Wade's book does have some speculative comments, so I can understand if some scientists were complaining about exaggeration. But Coyne and his colleagues like to politicize evolution at every opportunity, and they appear to just upset that they are not controlling the message.
Coyne writes:
As far as the science is concerned, all of the signatories, I think, would agree that evolution has indeed played a significant role in human morphology and biochemistry, producing population differences that have adaptive significance. Differences among groups in skin color and lactose tolerance, for instance, are certainly due to natural selection, ...So he is not saying that Wade is wrong. He says that Wade might be right, but we do not yet have the evidence.

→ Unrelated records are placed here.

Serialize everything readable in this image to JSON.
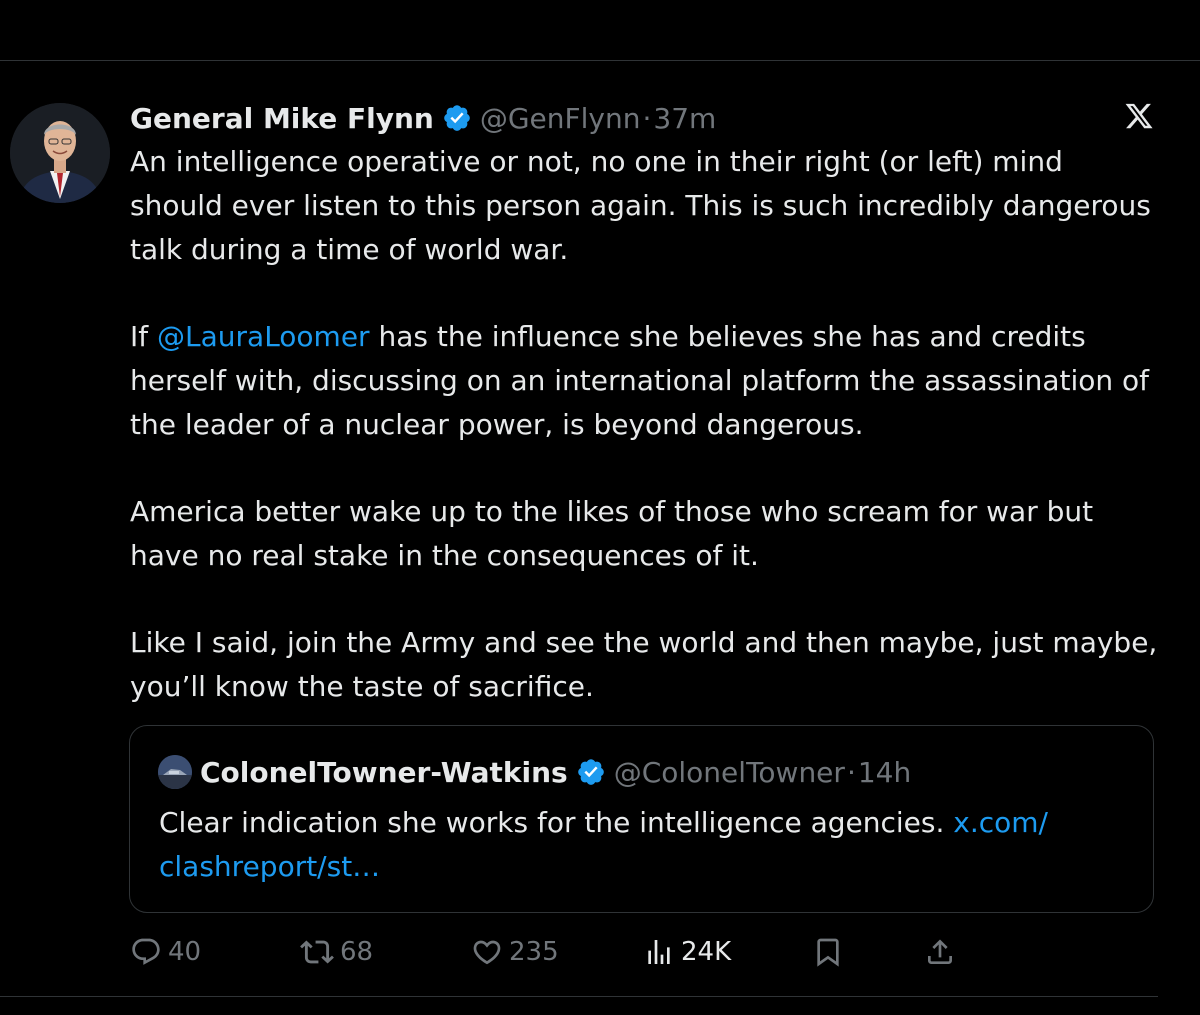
{
  "author": {
    "display_name": "General Mike Flynn",
    "handle": "@GenFlynn",
    "separator": "·",
    "time": "37m"
  },
  "body": {
    "p1": "An intelligence operative or not, no one in their right (or left) mind should ever listen to this person again. This is such incredibly dangerous talk during a time of world war.",
    "p2_prefix": "If ",
    "p2_mention": "@LauraLoomer",
    "p2_rest": " has the influence she believes she has and credits herself with, discussing on an international platform the assassination of the leader of a nuclear power, is beyond dangerous.",
    "p3": "America better wake up to the likes of those who scream for war but have no real stake in the consequences of it.",
    "p4": "Like I said, join the Army and see the world and then maybe, just maybe, you’ll know the taste of sacrifice."
  },
  "quote": {
    "display_name": "ColonelTowner-Watkins",
    "handle": "@ColonelTowner",
    "separator": "·",
    "time": "14h",
    "text": "Clear indication she works for the intelligence agencies. ",
    "link": "x.com/\nclashreport/st…"
  },
  "actions": {
    "replies": "40",
    "reposts": "68",
    "likes": "235",
    "views": "24K"
  },
  "colors": {
    "background": "#000000",
    "text": "#e7e9ea",
    "secondary": "#71767b",
    "accent": "#1d9bf0",
    "border": "#2f3336"
  },
  "icons": [
    "verified-badge-icon",
    "x-logo-icon",
    "reply-icon",
    "repost-icon",
    "like-icon",
    "views-icon",
    "bookmark-icon",
    "share-icon"
  ]
}
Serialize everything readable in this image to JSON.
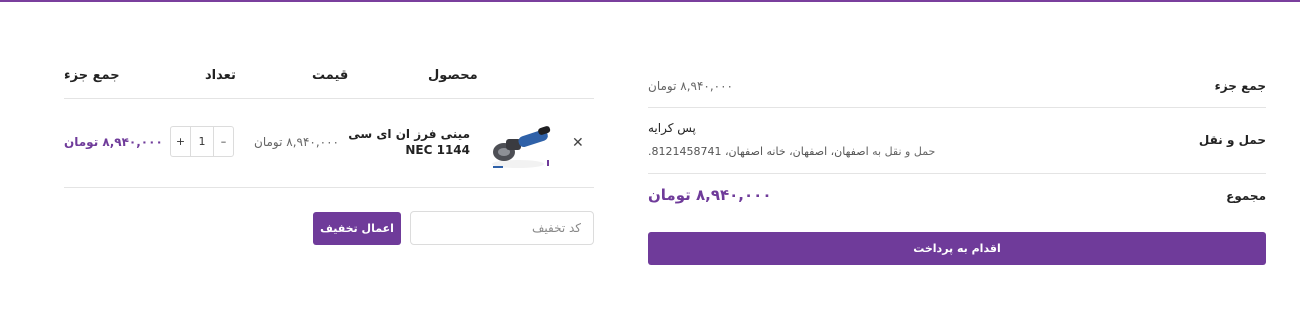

But what is even more speculative is Wade’s thesis that behavioral differences between groups, and thus the societies they construct, are based on genetic differences produced by natural selection. Perhaps that is true, but we don’t have a scintilla of evidence for it right now. And we know that those societal and cultural differences can change quite rapidly — much faster than can be explained by natural selection. Perhaps we’ve experienced genetic evolution producing inter-group differences in behavior, but we’ve surely had tons of nongenetic cultural evolution. (Take a look at the penchant for “Hello Kitty” in Japan. That is not based on genes.) For Wade to write a whole book resting on this speculative house of cards — the idea that genes and natural selection are everything in explaining culture — is simply bad popular science.
There is some evidence. We know that all known measurable human behavioral traits are heritable, and that many (non-behavioral) human traits have been shown to have been evolving in the last few thousand years. What we don't have is linkage between behavioral traits and specific genes.
I wonder how Coyne knows that there is no genetic influence on the Hello Kitty penchant. Has it been shown not to be heritable? Do Japanese girls dislike Hello Kitty if they have been reared outside of Japan? These may seem like dumb questions, but there does not seem to be any science to back up what he says.
Update: Other comments:
Nicholas Wade is hardly an insignificant figure, being a longtime science editor and reporter at The New York Times and perhaps America’s foremost journalist on evolutionary matters, whose previous bestsellers have gathered almost universal praise. Therefore, I find it very odd that his most strident critics apparently have not bothered to carefully read the book they were attacking.And this:
The 144 letter signatories apparently couldn’t agree on _anything_ beyond ‘speculative Wade is speculative’, and that there’s a lack of good evidence on topics that have been intellectually taboo, career-destroying, and grant-unfundable for decades (surprise!).